Southern tracks were built in the same gauge as Northern railroads so Northern and Southern tracks were integrated and ports were connected to landlocked markets, making it possible for goods to be delivered at lower cost and through fewer intermediaries to processing facilities and to consumers12.  Industrialization enjoyed a similar explosion, facilitated by the new transportation opportunities.  The number of manufacturing firms in the South rose from fewer than 21,000 in 1860 to over 69,000 in 190013.  The rapidly growing job market and the labor laws inflicted by the Democrats helped form an economy rich with employment opportunities, for some, healing the South as the century turned.

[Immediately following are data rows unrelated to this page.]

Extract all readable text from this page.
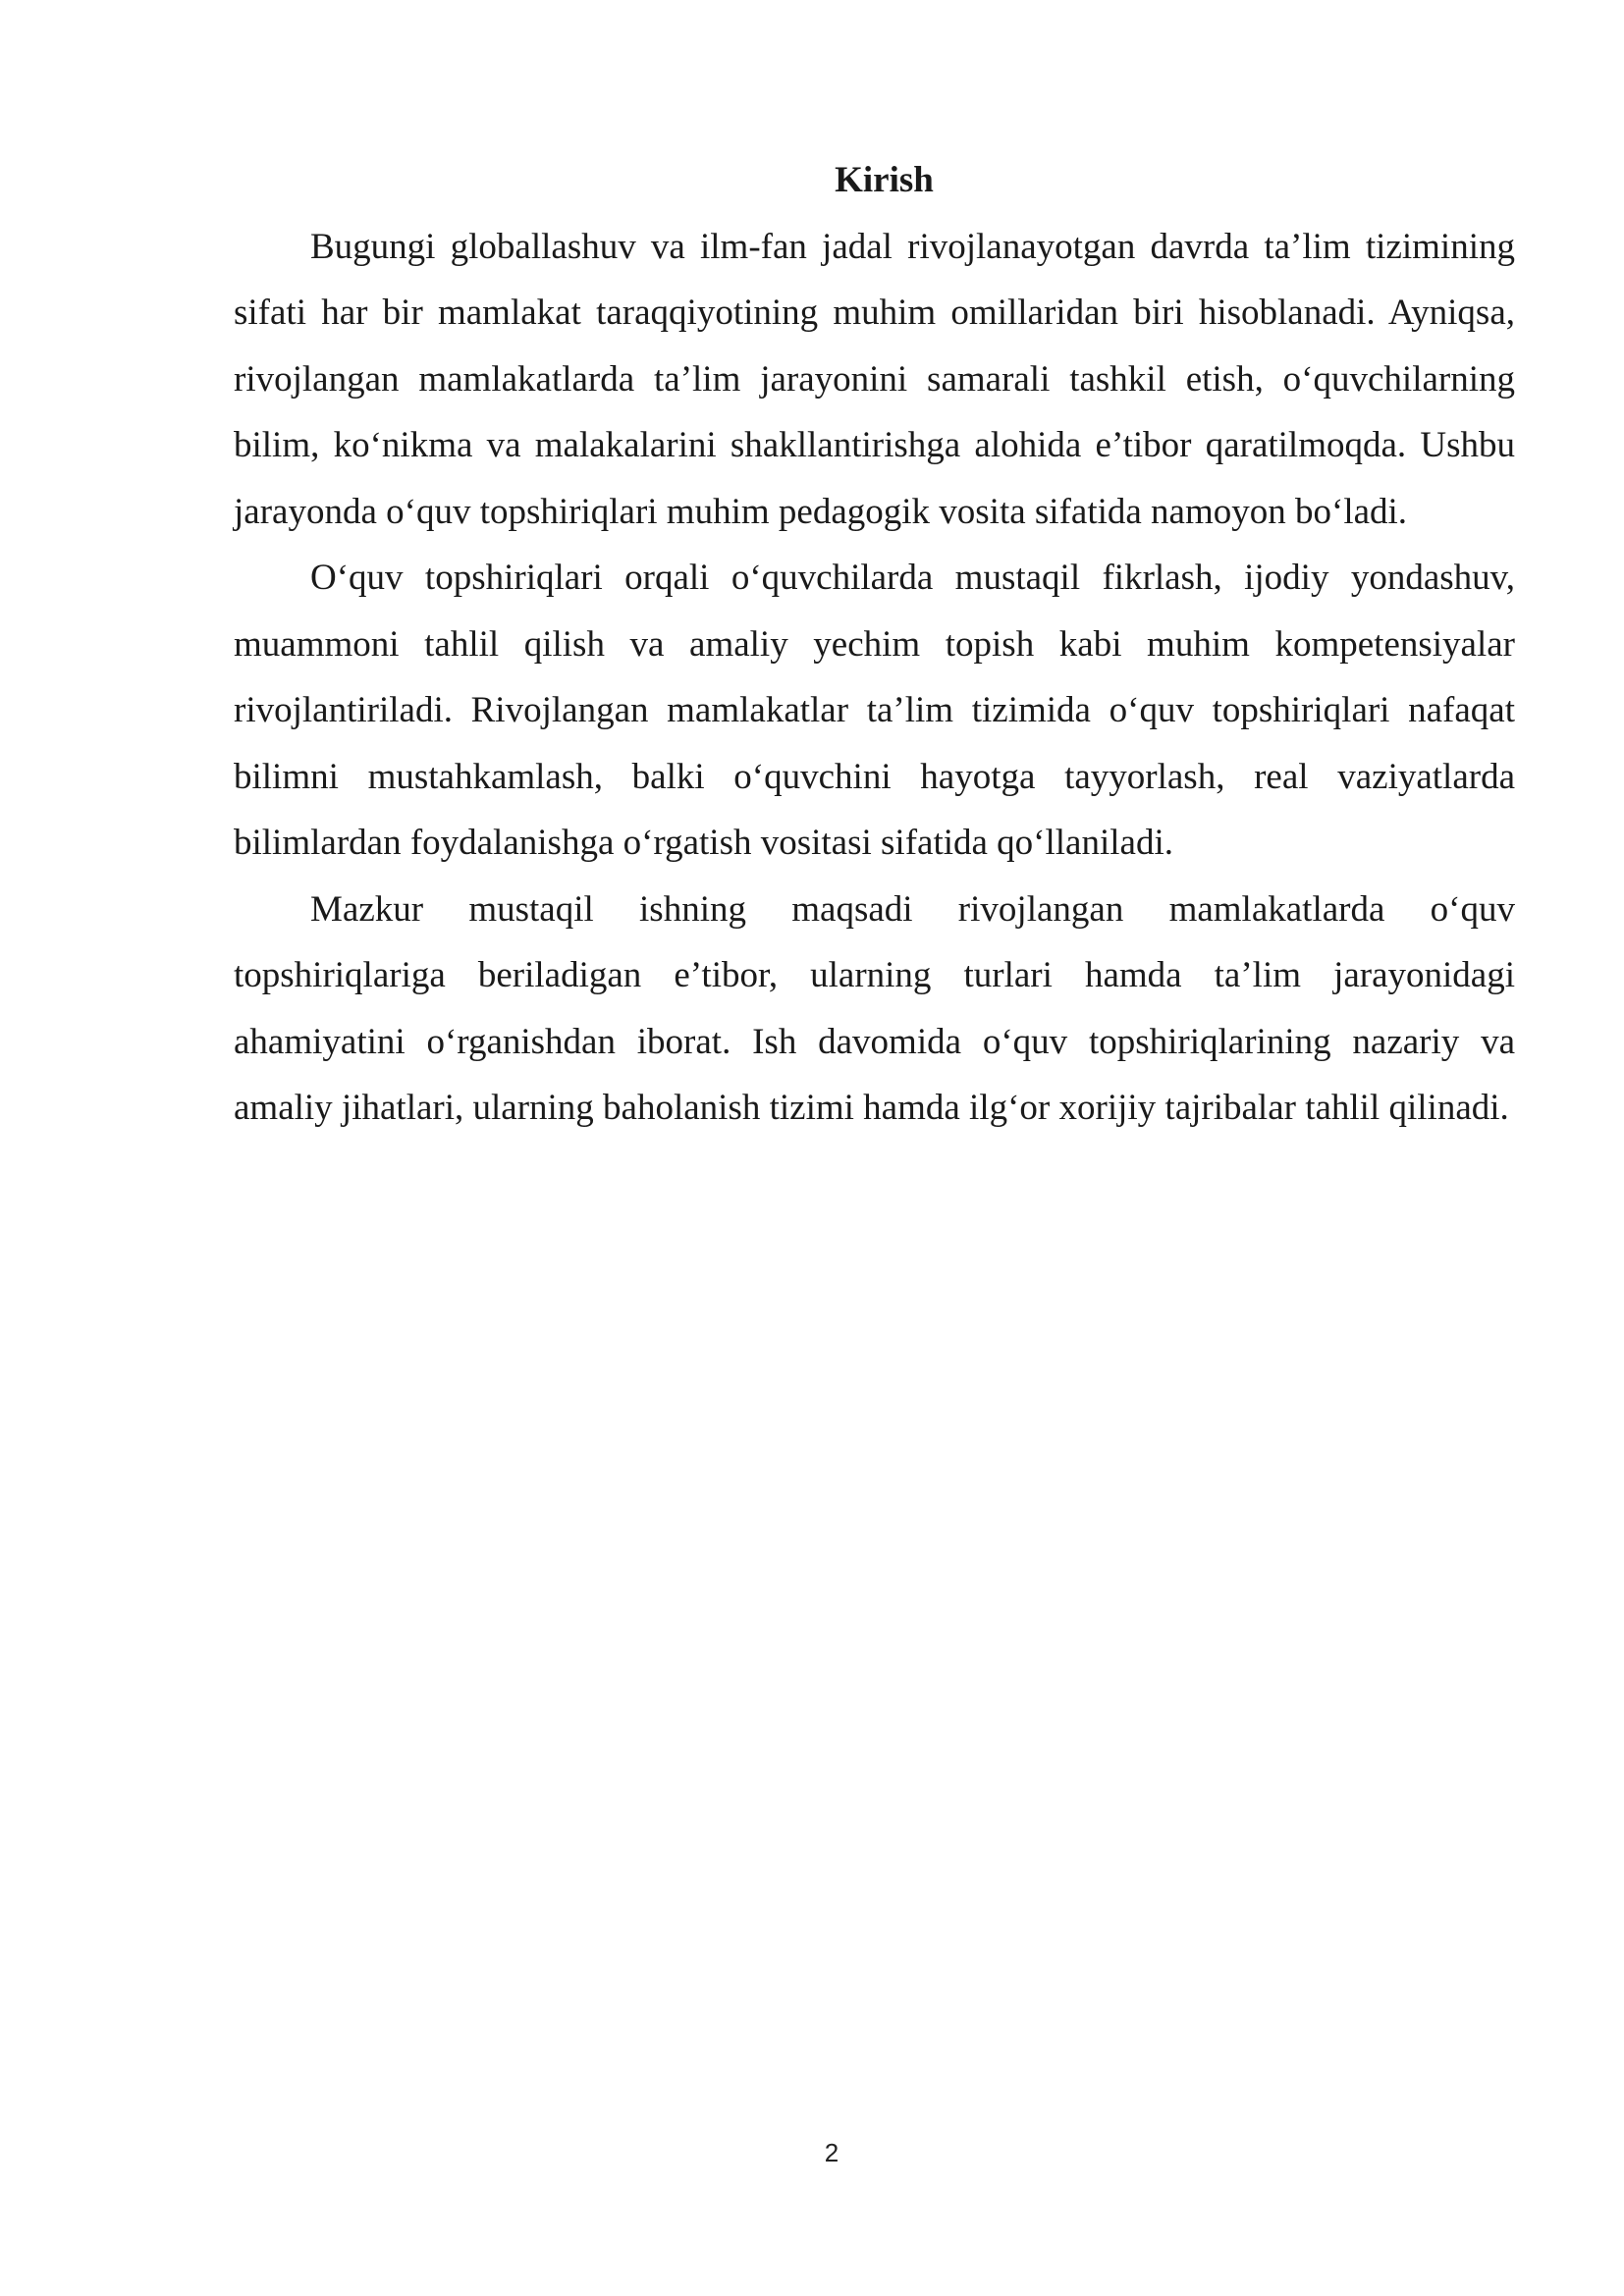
Kirish

Bugungi globallashuv va ilm-fan jadal rivojlanayotgan davrda ta’lim tizimining sifati har bir mamlakat taraqqiyotining muhim omillaridan biri hisoblanadi. Ayniqsa, rivojlangan mamlakatlarda ta’lim jarayonini samarali tashkil etish, o‘quvchilarning bilim, ko‘nikma va malakalarini shakllantirishga alohida e’tibor qaratilmoqda. Ushbu jarayonda o‘quv topshiriqlari muhim pedagogik vosita sifatida namoyon bo‘ladi.

O‘quv topshiriqlari orqali o‘quvchilarda mustaqil fikrlash, ijodiy yondashuv, muammoni tahlil qilish va amaliy yechim topish kabi muhim kompetensiyalar rivojlantiriladi. Rivojlangan mamlakatlar ta’lim tizimida o‘quv topshiriqlari nafaqat bilimni mustahkamlash, balki o‘quvchini hayotga tayyorlash, real vaziyatlarda bilimlardan foydalanishga o‘rgatish vositasi sifatida qo‘llaniladi.

Mazkur mustaqil ishning maqsadi rivojlangan mamlakatlarda o‘quv topshiriqlariga beriladigan e’tibor, ularning turlari hamda ta’lim jarayonidagi ahamiyatini o‘rganishdan iborat. Ish davomida o‘quv topshiriqlarining nazariy va amaliy jihatlari, ularning baholanish tizimi hamda ilg‘or xorijiy tajribalar tahlil qilinadi.

2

The Civil War was devastating to the South in every regard.  Even if they had won the Civil War, it is questionable whether or not they could have recovered from the damage done. Hundreds of thousands of able-bodied men were dead, hundreds of thousands more were injured.  The slave populations had become increasingly unstable, inspired by the war, weary of the oppression, and outnumbering their owners more and more every day.  Whether the South had freed the slaves following a victory or not, they may have lost control of that labor pool and an internal revolution would have been even harder on the Confederate states than freeing the slaves outright.  No matter how it might have happened, the way it did happen very nearly meant the collapse of several Southern states.

Confederate economy was already on thin ice before the war.  It depended on a delicate balance of controlling an entire population completely and marketing a single commodity to a world that was increasingly intolerant of the practices that produced it.  The already limited infrastructure and urban centers had been razed to the ground by the Union army and without resources from investors in other parts of the country it might not have been possible to rebuild them at all.

The reconstruction was slow enough the way it happened, plagued by serious economic depression as the South learned how to participate in modern agriculture and industry.  Political oppression of the black population helped restore some order to the minds of the white workers and wealthy.  But it would be difficult to say if the recovery sparked by racial segregation was worth the horrors inflicted on the still-young concept of civil rights in the South.  The New South joined the rest of the nation in urbanization and economic endeavors, albeit slowly.  It was marked by many tribulations and a throwback or two, but it was most definitely different.

Works Cited

Ayers, Edward L.. The promise of the New South: life after Reconstruction. London: Oxford University Press, 1992.

Doyle, Don Harrison. New men, new cities, new South: Atlanta, Nashville, Charleston, Mobile, 1860-1910. Chapel Hill, NC: University of North Carolina Press, 1990.

Temin, Peter. "The Post-Bellum Recovery of the South and the Cost of the Civil War." The Journal of Economic History 36, no. 4 (1976): 898-907.